Consolidation will define the next chapter, driven by rising operational costs, advancing robotics, and a growing demand for institutional accountability that the single-operator model cannot meet structurally. Manipal’s restructuring of three hospitals in Kolkata demonstrated what aligned, consistent care delivery looks like when a chain brings genuine operational discipline to institutions that previously ran on individual discretion. Younger leaders inheriting this landscape will find senior resistance less entrenched and governance expectations considerably higher. The doctor who divides their time across multiple hospitals will find that model increasingly incompatible with the accountability structures that serious institutions will require. For that generation specifically, read every single day on the same day the question arises, because returning to knowledge the evening it became relevant is what separates leaders who grow from those who simply accumulate experience.

“The responsibilities come like a king. The powers are borrowed. That is the most honest thing I can say about what it means to be a medical director in India today.”

COVID is frequently described as a disruption to healthcare. You seem to experience it as something closer to a revelation.

It was a proof of concept that nobody had been willing to run before circumstances forced it. Before 2019, institutional change in healthcare moved at a pace that felt encoded into the industry’s DNA, with projects identified across quarters, resistance managed carefully, and progress celebrated in careful increments. COVID removed every assumption that this pace was necessary or inevitable. Vadil Seva was built and launched in 48 hours. Ambulance rotations were redesigned overnight. Doctors went into the city in their own vehicles carrying medicines, serving entire communities, while someone managed the logistics without a single established protocol to lean on. What that period proved permanently is that doctors have a far greater capacity for change than healthcare administration had ever credited them with. The shift from a culture of blame to one of shared accountability is the most meaningful structural change this industry has produced over two decades.

You described the medical director's authority as borrowed power. That is a remarkably candid characterisation.
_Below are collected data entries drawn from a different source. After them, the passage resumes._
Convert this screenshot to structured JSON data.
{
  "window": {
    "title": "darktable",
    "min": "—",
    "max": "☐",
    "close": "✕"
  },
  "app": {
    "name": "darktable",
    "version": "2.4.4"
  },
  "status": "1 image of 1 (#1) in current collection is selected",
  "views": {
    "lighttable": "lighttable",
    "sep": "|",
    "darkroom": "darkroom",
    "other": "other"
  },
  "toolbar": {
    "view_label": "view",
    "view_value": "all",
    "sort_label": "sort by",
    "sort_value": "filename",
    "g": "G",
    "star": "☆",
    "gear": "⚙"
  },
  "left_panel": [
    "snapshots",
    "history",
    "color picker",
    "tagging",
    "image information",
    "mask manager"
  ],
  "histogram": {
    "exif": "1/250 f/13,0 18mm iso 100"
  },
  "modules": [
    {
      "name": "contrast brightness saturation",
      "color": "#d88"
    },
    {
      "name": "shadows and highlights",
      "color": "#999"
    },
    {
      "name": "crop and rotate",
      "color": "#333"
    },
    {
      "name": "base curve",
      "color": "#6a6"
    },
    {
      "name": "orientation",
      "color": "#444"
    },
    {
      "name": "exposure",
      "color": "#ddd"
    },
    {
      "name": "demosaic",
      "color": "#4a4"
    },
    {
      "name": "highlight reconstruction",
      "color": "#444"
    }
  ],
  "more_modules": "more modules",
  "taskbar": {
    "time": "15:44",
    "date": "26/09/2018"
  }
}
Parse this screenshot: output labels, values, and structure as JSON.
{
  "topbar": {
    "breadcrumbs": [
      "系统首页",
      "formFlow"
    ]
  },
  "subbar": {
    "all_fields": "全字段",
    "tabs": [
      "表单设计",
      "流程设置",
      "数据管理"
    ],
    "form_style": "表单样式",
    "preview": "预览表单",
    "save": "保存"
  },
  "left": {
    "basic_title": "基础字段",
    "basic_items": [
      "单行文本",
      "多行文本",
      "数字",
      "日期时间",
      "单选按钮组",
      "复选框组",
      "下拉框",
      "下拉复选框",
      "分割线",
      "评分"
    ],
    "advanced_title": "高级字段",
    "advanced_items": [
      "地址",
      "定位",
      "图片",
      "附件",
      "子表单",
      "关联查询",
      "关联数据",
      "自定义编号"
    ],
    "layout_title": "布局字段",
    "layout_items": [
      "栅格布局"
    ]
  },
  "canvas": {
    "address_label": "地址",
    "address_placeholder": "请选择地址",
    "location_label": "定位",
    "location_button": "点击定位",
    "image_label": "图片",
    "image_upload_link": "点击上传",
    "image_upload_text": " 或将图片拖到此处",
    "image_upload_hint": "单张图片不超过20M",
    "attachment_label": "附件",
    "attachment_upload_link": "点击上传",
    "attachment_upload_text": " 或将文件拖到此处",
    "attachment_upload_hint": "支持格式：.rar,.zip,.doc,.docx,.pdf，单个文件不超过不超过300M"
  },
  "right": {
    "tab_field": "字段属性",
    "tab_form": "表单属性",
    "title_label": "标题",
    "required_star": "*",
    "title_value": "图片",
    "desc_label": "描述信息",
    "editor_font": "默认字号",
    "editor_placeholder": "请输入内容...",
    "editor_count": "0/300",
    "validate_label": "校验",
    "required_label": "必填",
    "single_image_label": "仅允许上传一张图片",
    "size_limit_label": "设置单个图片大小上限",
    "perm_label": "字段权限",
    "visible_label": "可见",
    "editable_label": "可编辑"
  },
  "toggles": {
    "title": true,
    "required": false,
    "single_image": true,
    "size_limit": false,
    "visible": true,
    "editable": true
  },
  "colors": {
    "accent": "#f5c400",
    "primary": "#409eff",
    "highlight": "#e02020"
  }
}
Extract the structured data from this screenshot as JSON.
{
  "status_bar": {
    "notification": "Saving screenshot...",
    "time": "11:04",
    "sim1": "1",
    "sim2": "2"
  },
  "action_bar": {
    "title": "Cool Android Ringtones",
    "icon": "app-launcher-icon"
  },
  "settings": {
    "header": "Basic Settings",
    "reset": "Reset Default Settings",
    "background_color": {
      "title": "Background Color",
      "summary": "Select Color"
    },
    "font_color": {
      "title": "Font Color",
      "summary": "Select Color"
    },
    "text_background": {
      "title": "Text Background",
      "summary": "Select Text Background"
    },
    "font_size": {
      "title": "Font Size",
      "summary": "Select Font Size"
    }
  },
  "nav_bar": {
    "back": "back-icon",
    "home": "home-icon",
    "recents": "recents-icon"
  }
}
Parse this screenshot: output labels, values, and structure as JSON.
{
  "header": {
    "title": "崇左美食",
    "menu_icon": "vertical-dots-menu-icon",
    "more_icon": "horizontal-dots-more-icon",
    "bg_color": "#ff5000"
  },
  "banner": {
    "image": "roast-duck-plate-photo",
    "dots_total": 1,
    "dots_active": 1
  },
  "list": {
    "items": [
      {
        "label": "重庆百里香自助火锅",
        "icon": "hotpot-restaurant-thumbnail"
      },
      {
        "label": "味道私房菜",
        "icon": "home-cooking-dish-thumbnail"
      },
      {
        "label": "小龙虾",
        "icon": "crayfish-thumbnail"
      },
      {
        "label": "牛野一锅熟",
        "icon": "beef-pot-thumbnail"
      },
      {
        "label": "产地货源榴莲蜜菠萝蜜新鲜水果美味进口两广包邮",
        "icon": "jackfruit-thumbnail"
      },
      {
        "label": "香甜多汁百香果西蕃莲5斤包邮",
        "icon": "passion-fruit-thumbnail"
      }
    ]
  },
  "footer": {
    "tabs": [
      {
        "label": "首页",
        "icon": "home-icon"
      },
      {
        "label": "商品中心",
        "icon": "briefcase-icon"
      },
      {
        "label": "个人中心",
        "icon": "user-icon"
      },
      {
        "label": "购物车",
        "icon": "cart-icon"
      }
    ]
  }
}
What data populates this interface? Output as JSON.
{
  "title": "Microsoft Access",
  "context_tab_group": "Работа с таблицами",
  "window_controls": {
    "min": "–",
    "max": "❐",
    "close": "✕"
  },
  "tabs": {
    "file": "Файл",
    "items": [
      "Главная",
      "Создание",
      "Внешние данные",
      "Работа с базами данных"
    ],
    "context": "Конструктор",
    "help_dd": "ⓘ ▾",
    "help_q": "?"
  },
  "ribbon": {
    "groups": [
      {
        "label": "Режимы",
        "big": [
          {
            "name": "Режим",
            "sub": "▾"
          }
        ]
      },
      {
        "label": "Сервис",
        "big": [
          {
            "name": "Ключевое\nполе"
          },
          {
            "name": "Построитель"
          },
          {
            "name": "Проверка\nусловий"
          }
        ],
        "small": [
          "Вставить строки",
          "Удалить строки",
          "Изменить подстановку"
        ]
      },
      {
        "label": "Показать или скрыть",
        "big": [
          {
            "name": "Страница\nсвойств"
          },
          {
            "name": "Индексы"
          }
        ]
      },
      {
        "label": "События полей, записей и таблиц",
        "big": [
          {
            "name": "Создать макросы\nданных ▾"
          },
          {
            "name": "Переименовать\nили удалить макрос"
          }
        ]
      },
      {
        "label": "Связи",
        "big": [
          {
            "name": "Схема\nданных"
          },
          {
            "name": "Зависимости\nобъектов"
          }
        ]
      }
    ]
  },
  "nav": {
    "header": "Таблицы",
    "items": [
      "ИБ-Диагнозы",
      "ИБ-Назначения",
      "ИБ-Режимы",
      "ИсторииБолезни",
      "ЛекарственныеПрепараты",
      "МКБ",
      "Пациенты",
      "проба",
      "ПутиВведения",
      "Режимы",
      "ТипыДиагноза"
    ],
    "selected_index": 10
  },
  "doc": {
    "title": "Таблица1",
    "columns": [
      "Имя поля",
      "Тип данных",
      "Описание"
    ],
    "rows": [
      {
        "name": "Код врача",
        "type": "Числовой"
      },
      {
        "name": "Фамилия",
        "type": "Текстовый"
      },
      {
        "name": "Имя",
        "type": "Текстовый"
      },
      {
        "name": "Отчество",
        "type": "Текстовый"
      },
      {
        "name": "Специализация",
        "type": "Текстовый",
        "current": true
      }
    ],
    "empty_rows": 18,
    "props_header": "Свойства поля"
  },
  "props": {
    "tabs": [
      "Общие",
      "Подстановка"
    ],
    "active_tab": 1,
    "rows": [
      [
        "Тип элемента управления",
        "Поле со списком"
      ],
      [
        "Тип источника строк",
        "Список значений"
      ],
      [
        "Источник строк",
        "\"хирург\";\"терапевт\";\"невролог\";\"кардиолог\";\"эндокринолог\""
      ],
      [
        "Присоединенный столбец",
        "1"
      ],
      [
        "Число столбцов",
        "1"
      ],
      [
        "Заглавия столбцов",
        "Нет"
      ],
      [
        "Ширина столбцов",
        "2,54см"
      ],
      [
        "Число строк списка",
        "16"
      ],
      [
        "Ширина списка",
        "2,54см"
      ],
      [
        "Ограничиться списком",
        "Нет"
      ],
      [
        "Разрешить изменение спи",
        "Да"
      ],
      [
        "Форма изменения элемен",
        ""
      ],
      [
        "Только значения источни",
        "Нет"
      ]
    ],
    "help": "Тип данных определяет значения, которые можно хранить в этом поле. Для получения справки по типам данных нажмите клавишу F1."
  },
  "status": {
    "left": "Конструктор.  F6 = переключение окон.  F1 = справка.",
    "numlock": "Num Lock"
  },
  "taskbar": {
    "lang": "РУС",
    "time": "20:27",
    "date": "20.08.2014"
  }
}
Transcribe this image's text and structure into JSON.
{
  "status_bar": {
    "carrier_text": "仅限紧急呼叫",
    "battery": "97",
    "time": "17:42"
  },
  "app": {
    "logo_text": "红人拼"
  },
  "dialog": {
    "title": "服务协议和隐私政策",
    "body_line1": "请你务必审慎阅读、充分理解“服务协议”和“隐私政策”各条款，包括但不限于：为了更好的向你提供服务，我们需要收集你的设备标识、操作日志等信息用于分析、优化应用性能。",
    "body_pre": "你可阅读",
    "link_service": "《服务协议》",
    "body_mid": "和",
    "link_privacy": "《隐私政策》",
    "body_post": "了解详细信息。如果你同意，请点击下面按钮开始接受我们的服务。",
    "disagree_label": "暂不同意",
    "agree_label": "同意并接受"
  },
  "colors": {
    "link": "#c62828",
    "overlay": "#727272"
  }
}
It is simply the accurate one, and accuracy matters more than comfort on this particular question. The responsibilities that come with the title are real and substantial, but the structural authority to act on them lies elsewhere in most Indian hospitals, which are overwhelmingly promoter-driven, concentrating decision-making at the ownership level regardless of what clinical leadership identifies as necessary. The senior consultants add their own layer of complexity, territorial in ways that consume institutional energy and protected by longevity in ways that make direct challenge professionally costly. NABH has done what an accreditation body can reasonably do, but accreditation cannot manufacture institutional culture or genuine clinical accountability from the outside. Those have to be built from within, using whatever authority is genuinely available rather than whatever the title implies.